The nationwide rollout of the Special Intensive Revision of electoral rolls commenced on Tuesday across nine states and three union territories, with the objective of verifying voter identities and ensuring the accuracy of registers ahead of major elections. The programme is being implemented in West Bengal, Tamil Nadu, Kerala, Uttar Pradesh, Rajasthan, Madhya Pradesh, Chhattisgarh, Gujarat and Goa, along with Puducherry, the Andaman & Nicobar Islands and Lakshadweep. The effort follows a pilot in one state and seeks to cover approximately 510 million electors in its current phase.
The national poll body insists the revision is aimed at removing duplicate entries, updating records of migratory populations and enhancing the integrity of the rolls. Part of the process entails door-to-door verification by Booth Level Officers who will distribute enumeration forms, visit households and submit primary data for the draft list. The draft is scheduled for publication in December, with final lists expected by February 2026.
Resistance has emerged from state governments and opposition parties who view the exercise as politically charged. In West Bengal, Chief Minister Mamata Banerjee led a large foot-march in Kolkata, accusing the exercise of disguising a broader agenda of exclusion and alleging that mere use of the Bengali language was being conflated with citizenship. “Speaking Bengali does not make anyone a Bangladeshi, just as speaking Hindi or Punjabi does not make one a Pakistani,” she declared in her address.

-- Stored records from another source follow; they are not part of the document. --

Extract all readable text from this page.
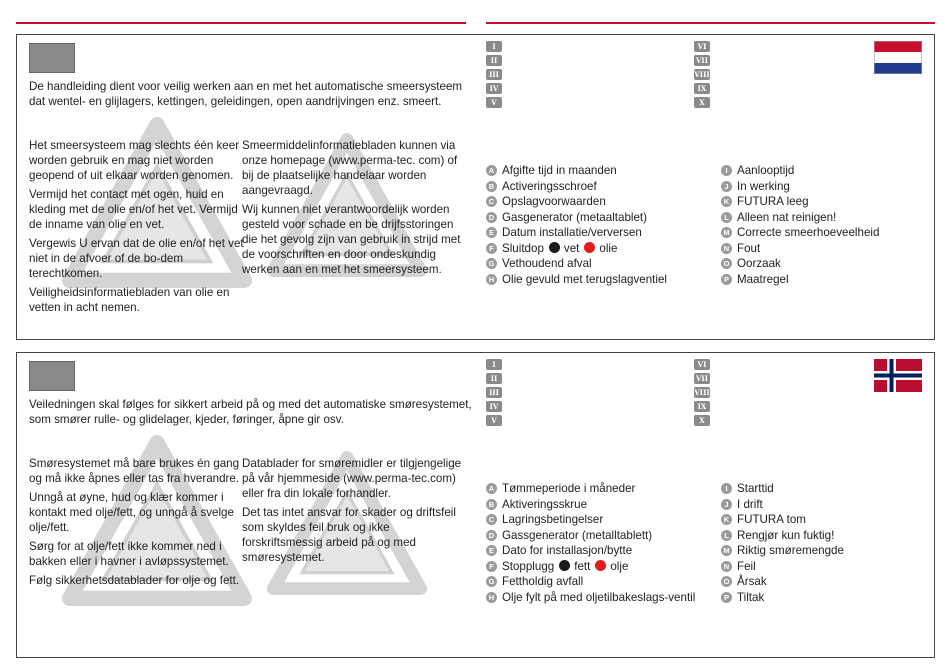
De handleiding dient voor veilig werken aan en met het automatische smeersysteem dat wentel- en glijlagers, kettingen, geleidingen, open aandrijvingen enz. smeert.

Het smeersysteem mag slechts één keer worden gebruik en mag niet worden geopend of uit elkaar worden genomen.

Vermijd het contact met ogen, huid en kleding met de olie en/of het vet. Vermijd de inname van olie en vet.

Vergewis U ervan dat de olie en/of het vet niet in de afvoer of de bo-dem terechtkomen.

Veiligheidsinformatiebladen van olie en vetten in acht nemen.

Smeermiddelinformatiebladen kunnen via onze homepage (www.perma-tec. com) of bij de plaatselijke handelaar worden aangevraagd.

Wij kunnen niet verantwoordelijk worden gesteld voor schade en be drijfsstoringen die het gevolg zijn van gebruik in strijd met de voorschriften en door ondeskundig werken aan en met het smeersysteem.

I
II
III
IV
V
VI
VII
VIII
IX
X
A Afgifte tijd in maanden
B Activeringsschroef
C Opslagvoorwaarden
D Gasgenerator (metaaltablet)
E Datum installatie/verversen
F Sluitdop vet olie
G Vethoudend afval
H Olie gevuld met terugslagventiel
I Aanlooptijd
J In werking
K FUTURA leeg
L Alleen nat reinigen!
M Correcte smeerhoeveelheid
N Fout
O Oorzaak
P Maatregel
Veiledningen skal følges for sikkert arbeid på og med det automatiske smøresystemet, som smører rulle- og glidelager, kjeder, føringer, åpne gir osv.

Smøresystemet må bare brukes én gang og må ikke åpnes eller tas fra hverandre.

Unngå at øyne, hud og klær kommer i kontakt med olje/fett, og unngå å svelge olje/fett.

Sørg for at olje/fett ikke kommer ned i bakken eller i havner i avløpssystemet.

Følg sikkerhetsdatablader for olje og fett.

Datablader for smøremidler er tilgjengelige på vår hjemmeside (www.perma-tec.com) eller fra din lokale forhandler.

Det tas intet ansvar for skader og driftsfeil som skyldes feil bruk og ikke forskriftsmessig arbeid på og med smøresystemet.

I
II
III
IV
V
VI
VII
VIII
IX
X
A Tømmeperiode i måneder
B Aktiveringsskrue
C Lagringsbetingelser
D Gassgenerator (metalltablett)
E Dato for installasjon/bytte
F Stopplugg fett olje
G Fettholdig avfall
H Olje fylt på med oljetilbakeslags-ventil
I Starttid
J I drift
K FUTURA tom
L Rengjør kun fuktig!
M Riktig smøremengde
N Feil
O Årsak
P Tiltak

Critics argue that the process’s documentation requirements and tight timelines risk disenfranchising vulnerable groups, including migrants, informal workers and those without standard identity records. Legal experts highlight that while the poll body is empowered under Article 324 of the Constitution and Section 21 of the Representation of the People Act to revise rolls, the introduction of new procedures—such as submitting identity or residence proof—marks a departure from previous practices.
Supporters of the initiative point to the large-scale migration and demographic change over the past two decades—factors that have undermined the accuracy of electoral registers. One official statement noted that urbanisation, frequent migration for education and employment, and unreported deaths had left the existing rolls riddled with duplicate or ineligible entries.
The timing of the SIR exercise has amplified political tensions. Several of the states undergoing the drive are due for assembly elections in the months ahead, and opposition leaders contend that the revision could influence electoral outcomes by selectively excluding voters or reshaping electoral demographics. Legal petitions have been filed challenging the polls authority’s move, contending that the process may violate principles of inclusivity and disenfranchise legitimate voters. The Supreme Court has intervened to some degree, directing the commission to consider commonly held identity documents like Aadhaar, ration cards and voter ID, yet repeatedly affirmed that the ECI retains discretion over inclusion.
The polling authority has defended the revision against claims of citizenship screening or a disguised register-of-citizens process, emphasising that the drive is not aimed at revoking rights but ensuring every eligible voter is registered and every ineligible entry removed. The office of the Chief Election Commissioner clarified that enumerators will not make judgments on citizenship status and that verification is limited to assessment of voter eligibility.
State election officials have begun logistical preparations: in Chhattisgarh, for example, house-to-house visits are scheduled between 4 November and 4 December, and the draft list is slated for publication on 9 December. Officials note that remote tribal and forest regions are receiving special attention with flexible document criteria.
The stakes of the SIR effort are considerable. If effectively executed, the revision could result in a cleaner, more reliable voter list ahead of high-stakes elections. But if administrative bottlenecks, delays in form submission or lack of awareness hamper the process, there is a risk that significant numbers of eligible voters may find themselves unregistered or excluded. The thrust of the debate centres on whether the drive will bolster confidence in democratic processes, or fuel concerns about verification overreach and selective inclusion.